US air passenger refused bail after arsenal seized

A US judge refused bail Friday for a man found wearing body armor and transporting body bags and an arsenal of weapons, including a smoke grenade, on a flight from Asia to Los Angeles.

Yongda Huang Harris, a naturalized US citizen of Chinese descent, was charged with transporting hazardous materials after he was detained last Friday at Los Angeles International (LAX) airport.

Citing the 28-year-old’s history of foreign travel, overseas employment and no significant ties to the LA area, judge Paul L. Abrams said Harris was a flight risk and therefore refused him bail.

Prosecutor Melissa Mills said evidence indicating a “strong interest in sexual violence” against girls was found on a computer Harris owned.

The defendant, who lived in Japan recently and was heading for Boston, appeared in court with a blue surgical mask over his nose, which his lawyer said was due to a throat infection.

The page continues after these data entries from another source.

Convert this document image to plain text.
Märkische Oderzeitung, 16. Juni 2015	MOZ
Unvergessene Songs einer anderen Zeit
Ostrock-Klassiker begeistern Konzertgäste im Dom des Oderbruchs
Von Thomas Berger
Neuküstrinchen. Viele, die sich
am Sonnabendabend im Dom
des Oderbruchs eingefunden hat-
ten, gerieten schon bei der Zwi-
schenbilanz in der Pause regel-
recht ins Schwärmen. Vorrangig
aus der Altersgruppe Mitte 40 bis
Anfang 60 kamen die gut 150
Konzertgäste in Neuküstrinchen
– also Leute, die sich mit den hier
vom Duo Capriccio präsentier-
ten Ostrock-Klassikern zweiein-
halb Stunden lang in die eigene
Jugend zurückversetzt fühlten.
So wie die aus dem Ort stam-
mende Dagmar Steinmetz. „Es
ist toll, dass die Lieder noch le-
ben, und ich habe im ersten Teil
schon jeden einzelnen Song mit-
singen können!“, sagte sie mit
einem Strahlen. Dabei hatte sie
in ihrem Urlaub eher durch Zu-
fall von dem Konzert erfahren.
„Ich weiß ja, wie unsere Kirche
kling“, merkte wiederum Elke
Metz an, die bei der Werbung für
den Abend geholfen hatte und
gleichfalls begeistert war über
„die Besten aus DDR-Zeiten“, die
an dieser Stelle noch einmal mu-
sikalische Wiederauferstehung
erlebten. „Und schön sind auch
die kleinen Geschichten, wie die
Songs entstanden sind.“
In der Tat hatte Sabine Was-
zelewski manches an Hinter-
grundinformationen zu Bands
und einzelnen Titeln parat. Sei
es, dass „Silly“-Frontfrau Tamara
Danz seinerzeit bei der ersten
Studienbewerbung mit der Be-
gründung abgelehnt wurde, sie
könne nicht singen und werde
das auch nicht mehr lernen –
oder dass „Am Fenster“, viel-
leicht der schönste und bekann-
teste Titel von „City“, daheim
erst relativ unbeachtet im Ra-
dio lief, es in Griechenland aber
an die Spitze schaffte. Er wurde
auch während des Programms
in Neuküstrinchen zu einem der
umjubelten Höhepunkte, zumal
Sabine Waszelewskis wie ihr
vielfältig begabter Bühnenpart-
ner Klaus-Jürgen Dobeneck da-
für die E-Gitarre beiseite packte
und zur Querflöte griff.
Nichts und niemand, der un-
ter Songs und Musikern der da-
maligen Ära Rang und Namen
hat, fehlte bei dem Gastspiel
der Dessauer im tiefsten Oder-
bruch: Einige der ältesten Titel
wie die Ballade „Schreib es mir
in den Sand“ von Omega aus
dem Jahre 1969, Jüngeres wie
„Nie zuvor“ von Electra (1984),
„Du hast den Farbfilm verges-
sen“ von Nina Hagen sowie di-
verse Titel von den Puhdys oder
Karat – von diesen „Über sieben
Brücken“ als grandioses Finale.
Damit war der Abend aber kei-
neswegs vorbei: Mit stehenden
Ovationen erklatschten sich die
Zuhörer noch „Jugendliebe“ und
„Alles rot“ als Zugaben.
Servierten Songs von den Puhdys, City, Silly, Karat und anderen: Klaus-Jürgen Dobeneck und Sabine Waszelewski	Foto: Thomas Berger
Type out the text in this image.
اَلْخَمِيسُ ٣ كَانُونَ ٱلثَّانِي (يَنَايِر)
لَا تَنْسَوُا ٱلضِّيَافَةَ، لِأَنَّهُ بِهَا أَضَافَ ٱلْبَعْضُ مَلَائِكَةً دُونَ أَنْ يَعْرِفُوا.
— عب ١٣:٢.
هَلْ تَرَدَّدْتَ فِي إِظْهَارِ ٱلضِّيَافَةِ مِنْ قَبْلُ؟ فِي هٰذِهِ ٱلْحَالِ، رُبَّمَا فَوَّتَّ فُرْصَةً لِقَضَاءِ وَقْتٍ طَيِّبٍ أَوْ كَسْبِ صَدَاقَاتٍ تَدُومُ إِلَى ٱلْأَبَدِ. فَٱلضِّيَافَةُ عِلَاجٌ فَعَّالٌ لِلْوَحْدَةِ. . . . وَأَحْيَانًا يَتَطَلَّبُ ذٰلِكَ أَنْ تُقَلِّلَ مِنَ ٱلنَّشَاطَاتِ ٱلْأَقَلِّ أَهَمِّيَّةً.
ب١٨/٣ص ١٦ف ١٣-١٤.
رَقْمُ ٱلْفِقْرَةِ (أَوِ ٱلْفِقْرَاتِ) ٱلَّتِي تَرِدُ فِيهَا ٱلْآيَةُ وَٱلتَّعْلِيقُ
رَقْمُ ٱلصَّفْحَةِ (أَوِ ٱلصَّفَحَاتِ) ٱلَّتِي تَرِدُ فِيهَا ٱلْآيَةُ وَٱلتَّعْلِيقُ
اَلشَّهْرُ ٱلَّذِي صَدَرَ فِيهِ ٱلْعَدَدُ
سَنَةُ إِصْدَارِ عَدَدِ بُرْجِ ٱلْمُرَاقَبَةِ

He was detained “wearing a bulletproof vest and flame retardant pants underneath his trench coat,” the US Immigration and Customs Enforcement (ICE) agency said.

Further investigation of his checked luggage turned up a “pyrotechnic smoke grenade,” along with a hatchet, knives, a gas mask, biohazard suits and body bags, according to an ICE statement issued earlier this week.

Agents also found three leather-coated billy clubs, a collapsible baton, a full-face respirator, leg irons and a device to repel dogs, said an affidavit by officers with Homeland Security Investigations (HSI), a division of ICE.

The document accused Harris of “willfully or recklessly transporting a smoke grenade in his checked luggage on a flight from Kansai, Japan, via Incheon, Korea, to LAX.”

If it had exploded, the smoke grenade could have filled the aircraft cabin with smoke or caused a fire on board.

US investigators are coordinating with their counterparts in Tokyo, it said, adding that Harris has a permanent home in Boston, but “has been living and working recently in Japan.”

A spokesman for Kansai International Airport in the western Japanese city of Osaka said Japanese aviation authorities had been contacted by their US counterparts, but added that Harris’ flight had not originated in Japan.

“The man flew from China to Kansai. He stopped over at Incheon and then went to LA. I believe we did not detect any suspicious items” while he was at Kansai, the official said, without specifying where in China Harris boarded.

Harris could face up to five years in prison if convicted. He is due to appear in court again on October 23 for a preliminary hearing.